Click on the "LLM" section, and select Ollama as the LLM Provider. Also select the granite3-dense:8b
model. (You should be able to
see all the models you have access to through ollama
there.)
Click the "Back to workspaces" button where the wrench was. And Click "New Workspace."
Name it something like "learning llm" or the name of the event we are right now, something so you know it's somewhere you are learning how to use this LLM.
Now we can test our connections through AnythingLLM! I like the "Who is Batman?" question, as a sanity check on connections and that it knows something.
Now you may notice that the answer is slighty different then the screen shot above. That's expected and nothing to worry about.
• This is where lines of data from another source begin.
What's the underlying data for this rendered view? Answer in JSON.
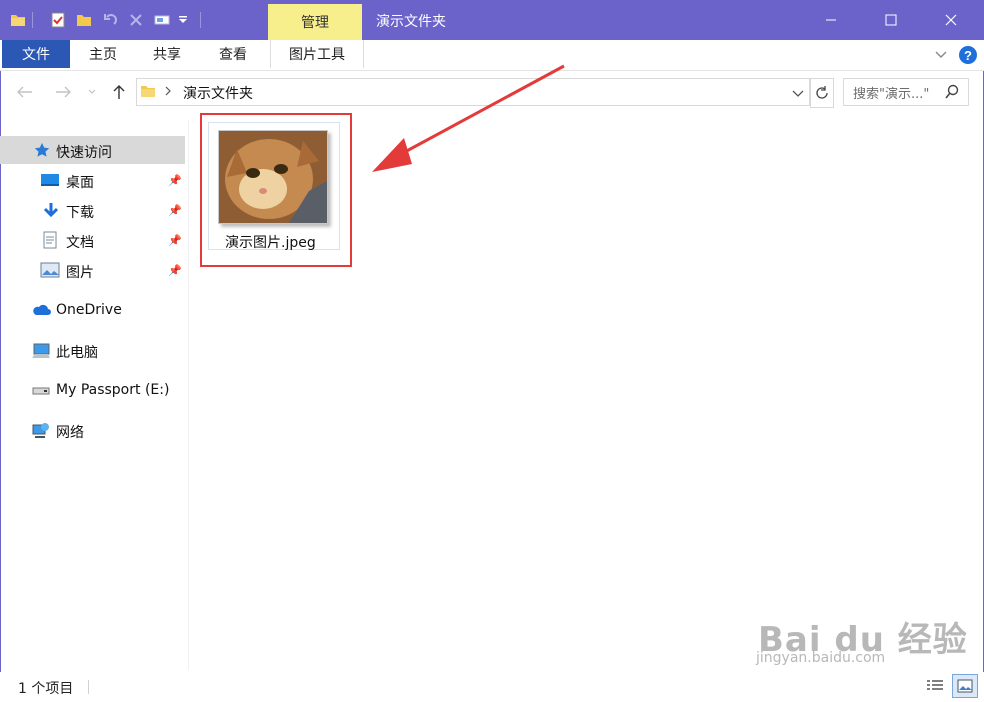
{
  "titlebar": {
    "context_tab": "管理",
    "window_title": "演示文件夹",
    "qa_icons": [
      "folder-icon",
      "properties-icon",
      "new-folder-icon",
      "undo-icon",
      "delete-icon",
      "rename-icon",
      "customize-dropdown-icon"
    ]
  },
  "ribbon": {
    "tabs": [
      "文件",
      "主页",
      "共享",
      "查看",
      "图片工具"
    ]
  },
  "address": {
    "path": "演示文件夹",
    "search_placeholder": "搜索\"演示...\""
  },
  "nav": {
    "quick_access": "快速访问",
    "pinned": [
      {
        "label": "桌面",
        "icon": "desktop-icon"
      },
      {
        "label": "下载",
        "icon": "download-icon"
      },
      {
        "label": "文档",
        "icon": "documents-icon"
      },
      {
        "label": "图片",
        "icon": "pictures-icon"
      }
    ],
    "onedrive": "OneDrive",
    "this_pc": "此电脑",
    "drive": "My Passport (E:)",
    "network": "网络"
  },
  "content": {
    "file_name": "演示图片.jpeg"
  },
  "status": {
    "item_count": "1 个项目"
  },
  "watermark": {
    "brand": "Bai du 经验",
    "url": "jingyan.baidu.com"
  },
  "colors": {
    "titlebar": "#6b63c9",
    "file_tab": "#2b58b5",
    "context_tab": "#f7ef8c",
    "highlight": "#e33a3a"
  }
}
If you have more questions about it raise your hand and one of the helpers would love to talk you about it.
Congratulations! You have AnythingLLM running now, configured to work with granite3.1-dense
and ollama
!
Creating your own local RAG¶
Now that you have everything set up, lets build our own RAG. You need a document, of some sort to questions to answer against it. Lets start with something fun. As of right now, our Granite model doesn't know about the US Federal Budget in 2024, so lets ask it a question about it to verify.
Create a new workspace, and call it whatever you want:
Now you have a new workspace, ask it a question like:
What was the US federal budget for 2024?
You should come back with something like the following, it may be different, but the gist is there.
Not great right? Well now we need to give it a way to look up this data, luckly, we have a backed up copy of the budget pdf here. Go ahead and save it to your local machine, and be ready to grab it.
Now spin up a New Workspace, (yes, please a new workspace, it seems that sometimes AnythingLLM has issues with adding things, so a clean environment is always easier to teach in) and call it something else.
Click on the "upload a document" to get the pdf added.
Next we need to add it to the workspace.
Next click the upload or drag and drop and put the pdf in there, and then the arrow to move it to the workspace. Click Save and Embed.
You have now added the pdf to the workspace.
Now when the chat comes back up ask the same question, and you should see some new answers!
It won't be exactly what we are looking for, but it's enough to now see that the Granite model can leverage the local RAG and in turn can look things up for you. You'll need some prompt engineering to get exactly what you want but this is just the start of leveraging the AI!